Nous n’avons plus qu’un mot à ajouter pour compléter le récit de cette expédition, qui a été si féconde en découvertes, en aventures et en renseignements précieux pour la science. À son retour en Amérique, le capitaine Buddington fut l’objet d’une enquête sévère. La mort si subite et si inopinée de Hall avait donné lieu à des bruits sinistres ; quelques-uns allaient jusqu’à prononcer les mots de trahison, d’assassinat, d’empoisonnement. D’un autre côté, le départ si brusque du Polaris abandonnant dix-sept hommes de son équipage, sur des glaçons en débâcle, l’absence de toute tentative pour retrouver ces malheureux, avaient fait naître dans les esprits les plus graves soupçons. Heureusement pour Buddington, le professeur Bessels et le second, le lieutenant Chester, prirent vivement son parti et le tirèrent à son avantage d’une enquête sur une entreprise dont bien des détails n’ont pas encore été suffisamment expliqués.

Nous aurons dans la suite de ce volume, quand nous parlerons de la dernière expédition anglaise, commandée par le capitaine Narès, à revenir sur ces parages et sur ce détroit de Smith, qui a déjà été parcouru par tant de grands navigateurs, et qui, encore aujourd’hui, aux yeux d’un grand nombre de géographes, est la route la plus sûre et la plus praticable pour atteindre le pôle nord.

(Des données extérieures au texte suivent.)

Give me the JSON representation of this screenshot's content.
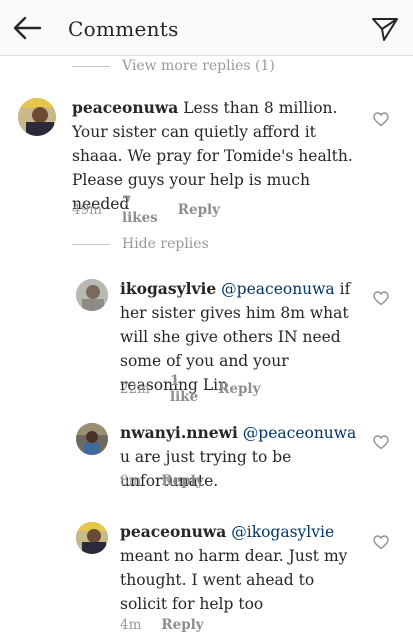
{
  "header": {
    "title": "Comments"
  },
  "view_more": "View more replies (1)",
  "hide_replies": "Hide replies",
  "comments": [
    {
      "username": "peaceonuwa",
      "text": "Less than 8 million. Your sister can quietly afford it shaaa. We pray for Tomide's health. Please guys your help is much needed",
      "time": "49m",
      "likes": "7 likes",
      "reply": "Reply"
    },
    {
      "username": "ikogasylvie",
      "mention": "@peaceonuwa",
      "text": "if her sister gives him 8m what will she give others IN need some of you and your reasoning Lin",
      "time": "22m",
      "likes": "1 like",
      "reply": "Reply"
    },
    {
      "username": "nwanyi.nnewi",
      "mention": "@peaceonuwa",
      "text": "u are just trying to be unfortunate.",
      "time": "8m",
      "reply": "Reply"
    },
    {
      "username": "peaceonuwa",
      "mention": "@ikogasylvie",
      "text": "meant no harm dear. Just my thought. I went ahead to solicit for help too",
      "time": "4m",
      "reply": "Reply"
    }
  ]
}
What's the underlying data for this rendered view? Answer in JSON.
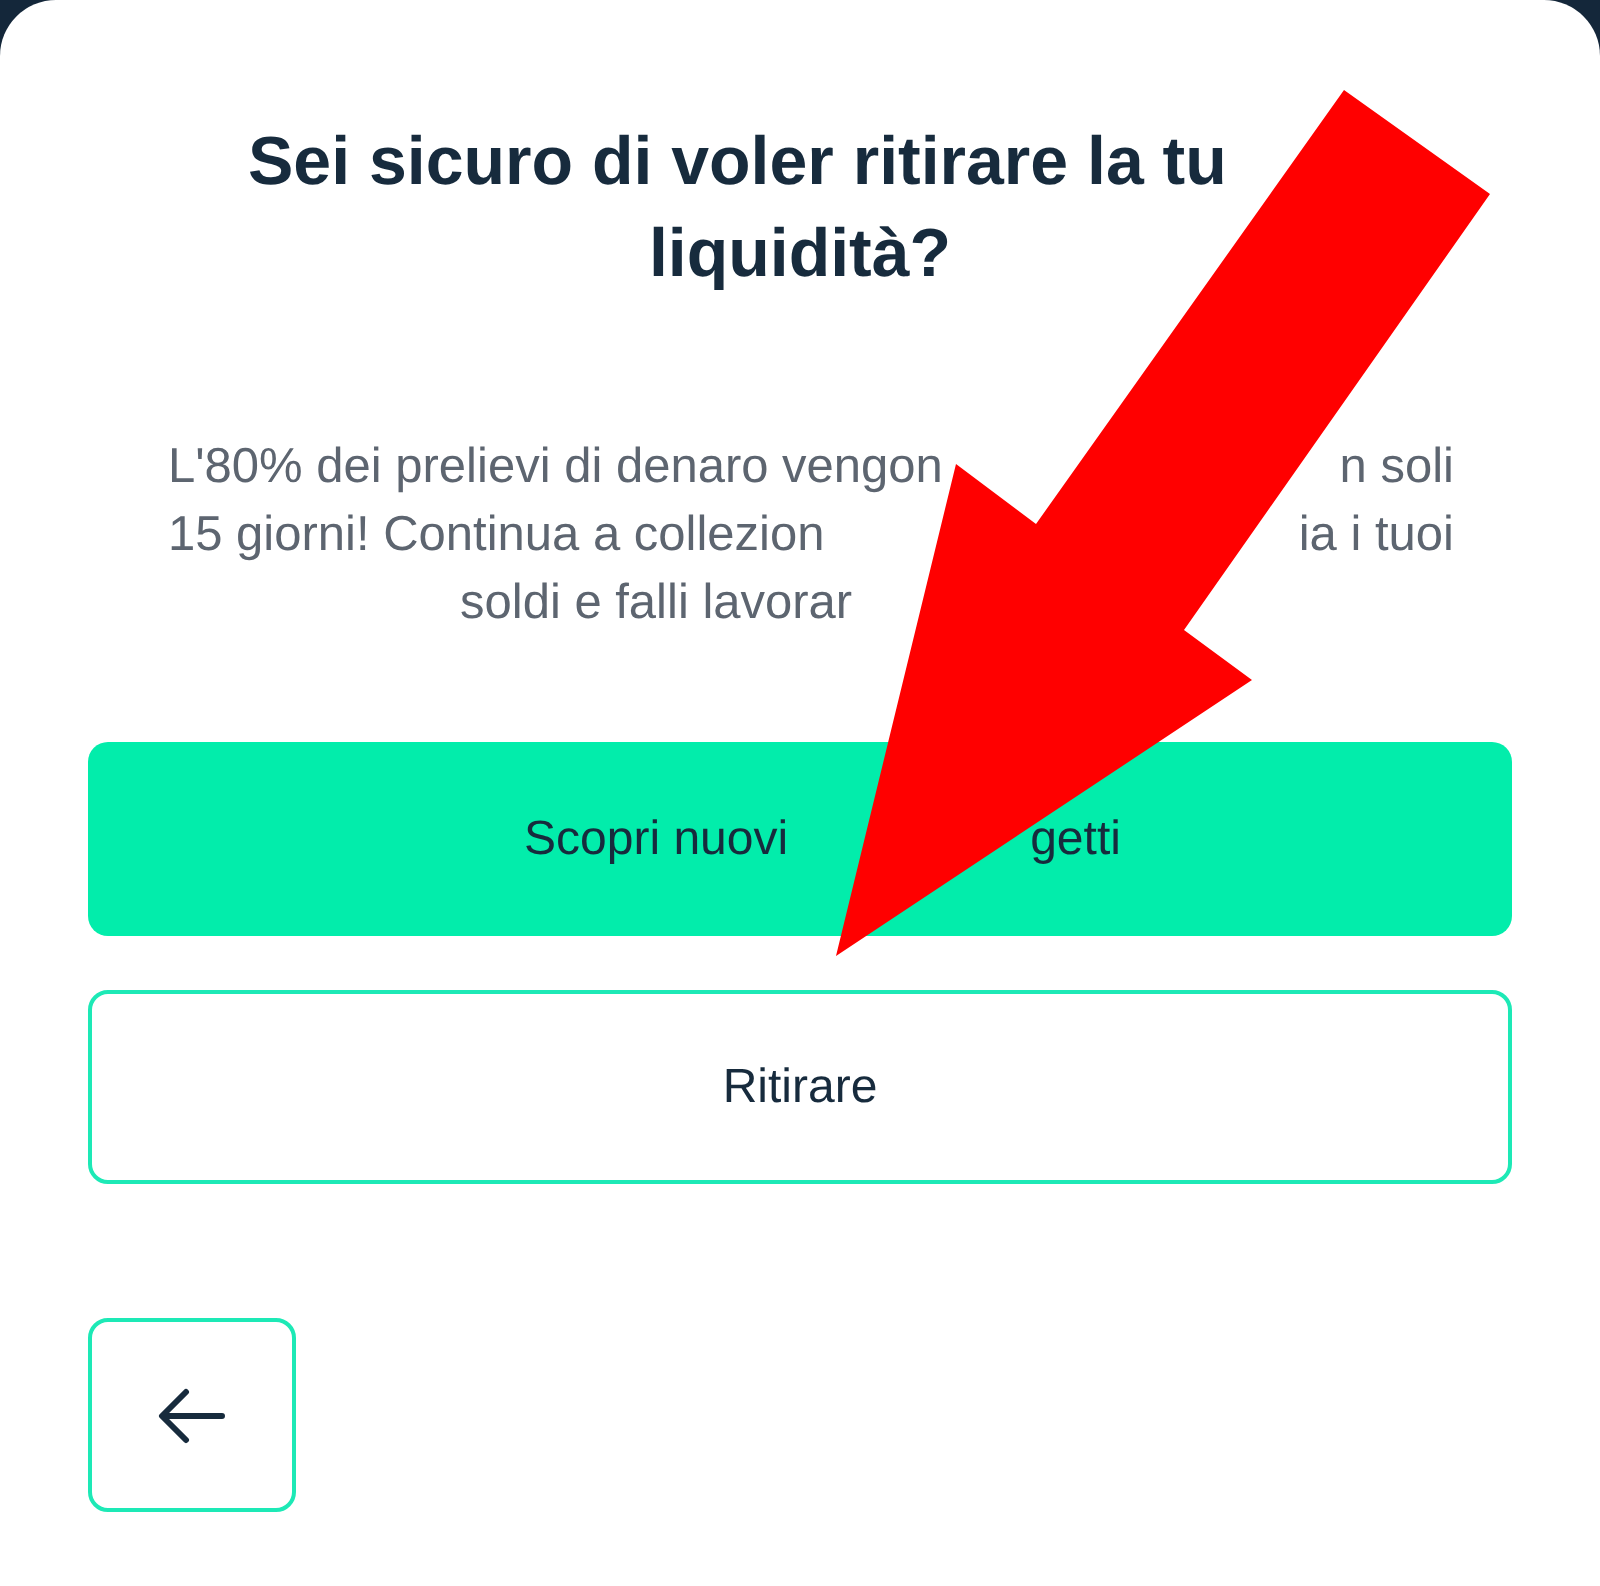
{
  "dialog": {
    "title_lines": [
      [
        "Sei sicuro di voler ritirare la tu"
      ],
      [
        "liquidità?"
      ]
    ],
    "message_lines": [
      [
        "L'80% dei prelievi di denaro vengon",
        "n soli"
      ],
      [
        "15 giorni! Continua a collezion",
        "ia i tuoi"
      ],
      [
        "soldi e falli lavorar"
      ]
    ],
    "primary_button": [
      "Scopri nuovi",
      "getti"
    ],
    "secondary_button": "Ritirare"
  }
}
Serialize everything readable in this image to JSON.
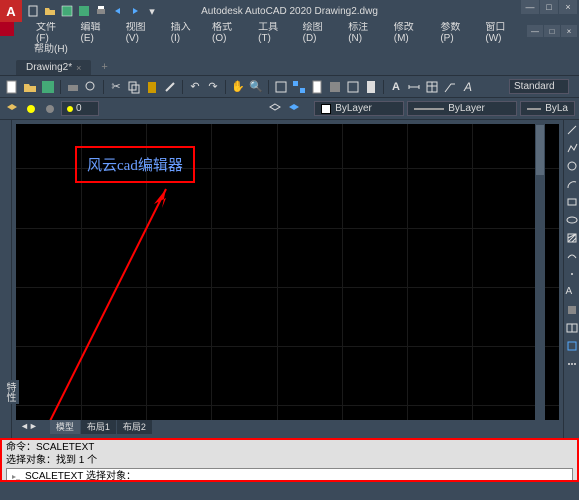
{
  "app": {
    "letter": "A",
    "title": "Autodesk AutoCAD 2020   Drawing2.dwg"
  },
  "menu": {
    "file": "文件(F)",
    "edit": "编辑(E)",
    "view": "视图(V)",
    "insert": "插入(I)",
    "format": "格式(O)",
    "tools": "工具(T)",
    "draw": "绘图(D)",
    "dimension": "标注(N)",
    "modify": "修改(M)",
    "parametric": "参数(P)",
    "window": "窗口(W)"
  },
  "helpbar": {
    "help": "帮助(H)"
  },
  "tabs": {
    "active": "Drawing2*",
    "add": "+"
  },
  "style": {
    "label": "Standard"
  },
  "props": {
    "layer": "0",
    "color": "ByLayer",
    "linetype": "ByLayer",
    "lineweight": "ByLa"
  },
  "canvas": {
    "text": "风云cad编辑器"
  },
  "model_tabs": {
    "model": "模型",
    "layout1": "布局1",
    "layout2": "布局2"
  },
  "cmd": {
    "line1": "命令：SCALETEXT",
    "line2": "选择对象：找到 1 个",
    "prompt": "SCALETEXT 选择对象："
  },
  "side": {
    "label": "特性"
  },
  "win": {
    "min": "—",
    "max": "□",
    "close": "×"
  }
}
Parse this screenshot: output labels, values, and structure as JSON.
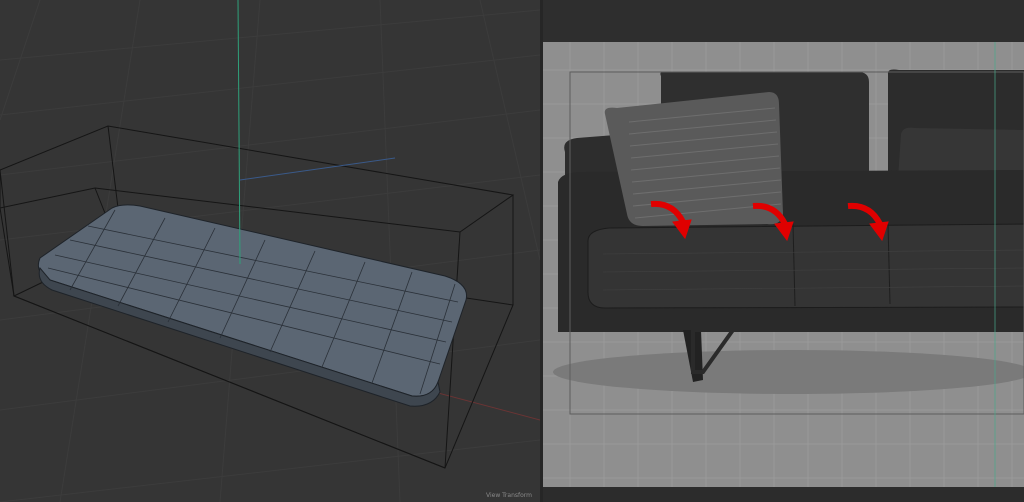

Mais avant de raconter à nos lecteurs les péripéties et les aventures qui ont signalé l’expédition polaire anglaise du capitaine Narès, nous parlerons d’une autre entreprise, non moins glorieuse et non moins utile, qui a été tentée par les Autrichiens et qui a eu pour chefs deux officiers, l’un M. Payer, lieutenant de l’infanterie autrichienne, l’autre M. Weyprecht, lieutenant de la marine du même pays. Cette expédition est d’autant plus digne d’intérêt qu’elle a été entreprise par une nation moins importante au point de vue maritime et qu’elle a été couronnée par la découverte de terres nouvelles, peut-être d’un nouveau continent.

  1. Le lecteur ne doit pas perdre de vue qu’ici c’est un Anglais qui parle.